Calculate the probability  ${\rm Pr}(|z(t)| > 1)$ for both channels.

Channel  $\rm R$:$\hspace{0.4cm} {\rm Pr}(|z(t)| > 1)\ = \ $

Channel  $\rm B$:$\hspace{0.4cm} {\rm Pr}(|z(t)| > 1)\ = \ $


Solution

(1)  YES:

  • You can see the rotational symmetry here, too, if you consider that only  $N = 10\hspace{0.05cm}000$  samples were displayed in the complex plane.
  • Furthermore the following questions would not make sense if you answer "NO".

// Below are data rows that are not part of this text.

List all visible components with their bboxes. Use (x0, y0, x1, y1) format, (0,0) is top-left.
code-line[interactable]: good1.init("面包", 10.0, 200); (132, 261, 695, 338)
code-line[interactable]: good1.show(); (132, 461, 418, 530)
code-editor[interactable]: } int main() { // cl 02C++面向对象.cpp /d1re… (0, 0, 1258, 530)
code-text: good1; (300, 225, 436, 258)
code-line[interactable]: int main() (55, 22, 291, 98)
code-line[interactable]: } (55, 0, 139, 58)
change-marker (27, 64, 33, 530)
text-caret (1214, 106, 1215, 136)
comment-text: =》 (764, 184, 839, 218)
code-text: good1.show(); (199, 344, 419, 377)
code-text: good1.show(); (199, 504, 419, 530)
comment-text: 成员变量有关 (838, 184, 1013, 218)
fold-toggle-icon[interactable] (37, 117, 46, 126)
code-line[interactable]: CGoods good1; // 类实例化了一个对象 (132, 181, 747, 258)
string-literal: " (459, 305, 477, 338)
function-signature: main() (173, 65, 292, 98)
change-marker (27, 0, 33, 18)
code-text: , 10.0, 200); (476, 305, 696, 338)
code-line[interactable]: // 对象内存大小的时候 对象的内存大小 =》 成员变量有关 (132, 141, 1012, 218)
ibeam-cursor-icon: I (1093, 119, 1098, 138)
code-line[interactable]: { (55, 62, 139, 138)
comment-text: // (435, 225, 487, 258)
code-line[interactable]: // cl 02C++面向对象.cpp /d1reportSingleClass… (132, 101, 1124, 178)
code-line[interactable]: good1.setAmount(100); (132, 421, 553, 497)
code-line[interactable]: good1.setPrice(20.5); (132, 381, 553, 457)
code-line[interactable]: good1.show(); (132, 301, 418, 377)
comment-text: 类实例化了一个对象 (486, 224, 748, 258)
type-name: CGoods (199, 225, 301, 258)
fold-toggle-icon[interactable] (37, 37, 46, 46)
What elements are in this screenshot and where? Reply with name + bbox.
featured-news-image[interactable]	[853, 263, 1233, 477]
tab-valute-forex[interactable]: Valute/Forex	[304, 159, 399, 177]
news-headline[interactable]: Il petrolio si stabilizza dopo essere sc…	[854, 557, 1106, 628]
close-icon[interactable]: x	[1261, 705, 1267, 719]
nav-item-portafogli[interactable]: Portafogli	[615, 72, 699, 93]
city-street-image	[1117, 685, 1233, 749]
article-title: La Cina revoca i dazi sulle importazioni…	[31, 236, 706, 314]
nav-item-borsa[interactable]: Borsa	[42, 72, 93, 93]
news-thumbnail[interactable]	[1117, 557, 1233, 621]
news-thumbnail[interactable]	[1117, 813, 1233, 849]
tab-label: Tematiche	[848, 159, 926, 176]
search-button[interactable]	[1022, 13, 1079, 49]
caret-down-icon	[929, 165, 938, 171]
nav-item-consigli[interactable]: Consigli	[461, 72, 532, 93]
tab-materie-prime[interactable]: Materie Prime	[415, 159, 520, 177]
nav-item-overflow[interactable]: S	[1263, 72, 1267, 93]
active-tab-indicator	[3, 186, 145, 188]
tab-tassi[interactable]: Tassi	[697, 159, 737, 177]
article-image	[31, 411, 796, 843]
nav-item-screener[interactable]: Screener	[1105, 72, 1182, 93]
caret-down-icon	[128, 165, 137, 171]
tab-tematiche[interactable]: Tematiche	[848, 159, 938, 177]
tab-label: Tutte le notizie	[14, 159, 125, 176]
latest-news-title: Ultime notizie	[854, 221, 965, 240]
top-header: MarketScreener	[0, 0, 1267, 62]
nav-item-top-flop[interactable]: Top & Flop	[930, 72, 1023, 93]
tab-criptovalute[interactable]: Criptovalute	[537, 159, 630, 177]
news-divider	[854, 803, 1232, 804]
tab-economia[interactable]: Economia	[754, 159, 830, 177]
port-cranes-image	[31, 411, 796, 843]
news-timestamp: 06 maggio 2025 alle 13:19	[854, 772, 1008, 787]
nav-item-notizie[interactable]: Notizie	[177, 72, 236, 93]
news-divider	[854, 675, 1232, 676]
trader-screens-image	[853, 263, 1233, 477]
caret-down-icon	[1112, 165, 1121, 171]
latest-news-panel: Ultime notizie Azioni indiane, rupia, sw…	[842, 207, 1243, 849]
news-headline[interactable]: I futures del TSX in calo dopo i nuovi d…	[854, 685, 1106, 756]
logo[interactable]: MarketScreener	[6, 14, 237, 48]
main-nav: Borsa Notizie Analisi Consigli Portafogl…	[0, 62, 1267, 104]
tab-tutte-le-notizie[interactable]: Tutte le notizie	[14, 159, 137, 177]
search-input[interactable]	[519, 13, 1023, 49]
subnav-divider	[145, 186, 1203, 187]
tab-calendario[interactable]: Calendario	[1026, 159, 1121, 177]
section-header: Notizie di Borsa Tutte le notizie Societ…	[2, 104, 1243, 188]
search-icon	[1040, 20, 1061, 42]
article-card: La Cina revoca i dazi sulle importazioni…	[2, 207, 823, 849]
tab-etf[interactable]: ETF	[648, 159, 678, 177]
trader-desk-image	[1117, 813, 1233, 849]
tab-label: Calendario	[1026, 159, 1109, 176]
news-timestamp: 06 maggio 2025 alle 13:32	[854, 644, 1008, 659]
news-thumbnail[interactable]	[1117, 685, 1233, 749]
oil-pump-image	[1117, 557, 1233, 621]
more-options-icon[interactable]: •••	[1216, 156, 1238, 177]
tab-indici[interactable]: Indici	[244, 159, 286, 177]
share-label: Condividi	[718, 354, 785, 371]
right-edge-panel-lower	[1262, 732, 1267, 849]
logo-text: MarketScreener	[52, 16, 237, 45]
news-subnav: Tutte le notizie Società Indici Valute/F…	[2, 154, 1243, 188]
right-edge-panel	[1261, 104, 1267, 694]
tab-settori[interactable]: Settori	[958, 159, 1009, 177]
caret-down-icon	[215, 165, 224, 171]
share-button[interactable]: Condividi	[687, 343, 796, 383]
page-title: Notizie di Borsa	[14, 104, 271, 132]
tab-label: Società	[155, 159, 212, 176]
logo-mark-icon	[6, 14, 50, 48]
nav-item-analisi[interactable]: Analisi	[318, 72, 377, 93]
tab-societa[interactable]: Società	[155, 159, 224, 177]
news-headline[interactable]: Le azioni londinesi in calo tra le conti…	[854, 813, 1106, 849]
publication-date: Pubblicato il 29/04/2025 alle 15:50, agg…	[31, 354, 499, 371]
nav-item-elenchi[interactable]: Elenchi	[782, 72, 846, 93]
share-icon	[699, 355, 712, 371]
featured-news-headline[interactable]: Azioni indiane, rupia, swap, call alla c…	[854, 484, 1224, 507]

(2)  By measuring the two drawn circles you can see that for the "blue" channel the scattering of real– and imaginary part are larger by a factor of about  $1.4$ 
$($exactly:  $\sqrt{2})$  than for the "red" channel: $$\sigma_{\rm B} = \sigma_{\rm R} \cdot \sqrt{2} = 0.5 \cdot \sqrt{2}= {1}/{\sqrt{2}}\hspace{0.15cm} \underline{\approx 0.707} \hspace{0.05cm}.$$


(3)  NO:

  • In both cases  $f_{\it \phi}(\phi)$  describes a uniform distribution between  $-\pi$  and  $+\pi$.
  • The larger amplitudes of channel   $\rm B$  are not important for the phase function  $\phi(t)$.


(4)  Solution 2 is correct:

  • With Rayleigh fading, the real part  $x(t)$  and the imaginary part  $y(t)$  are each Gaussian distributed.
  • The exponential distribution results for the square of the absolute value  $p(t) = |z(t)|^2$.


(5)  Solution 3 is correct, as already explained in the sample solution for  (4).


(6)  The magnitude  $a(t)$  is Rayleigh distributed.  Therefore, the following holds for the desired probability:

$${\rm Pr}(a > A) = \int_{A}^{\infty}\frac{a}{\sigma^2} \cdot {\rm e}^{ -{a^2}/(2\sigma^2)} \hspace{0.15cm}{\rm d}a \hspace{0.05cm}.$$
  • In some formula collections you can find the solution for this integral, but not in all.
  • But it is also valid with the one-sided exponentially distributed random variable  $p = a^2$:
$${\rm Pr}(a > A) = {\rm Pr}(p > A^2) = \frac{1}{2\sigma^2} \cdot\int_{A^2}^{\infty} {\rm e}^{ -{p}/(2\sigma^2)} \hspace{0.15cm}{\rm d}p \hspace{0.05cm}.$$
  • This integral is elementary and gives the result:
$${\rm Pr}(a > A) = {\rm e}^{ -{A^2}/(2\sigma^2)} \hspace{0.05cm}.$$

The correct answer is therefore solution 2.


(7)  For the channel  $\rm R$  and $\sigma = 0.5$   ⇒   $\sigma^2 = 0.25$, we have

$${\rm Pr}(|z(t)| > 1) = {\rm e}^{-2} \hspace{0.15cm} \underline{\approx 0.135} \hspace{0.05cm}.$$
  • In the upper graph this corresponds to the number of all points outside the circle drawn, based on the number  $N = 10,000$  of all points.
  • For the channel  $\rm B$  because of the double variance  $\sigma^2 = 0.5$, we have  ${\rm Pr}(|z(t)|>1) = {\rm e}^{-1} \ \underline {\approx \ 0.368}$.
  • The (not drawn) reference circle would also have radius  $1$  in the bottom graph.
  • The circle drawn in the bottom graph has a larger radius than  $A = 1$,  namely  $A = \sqrt{2}\approx 1.414$.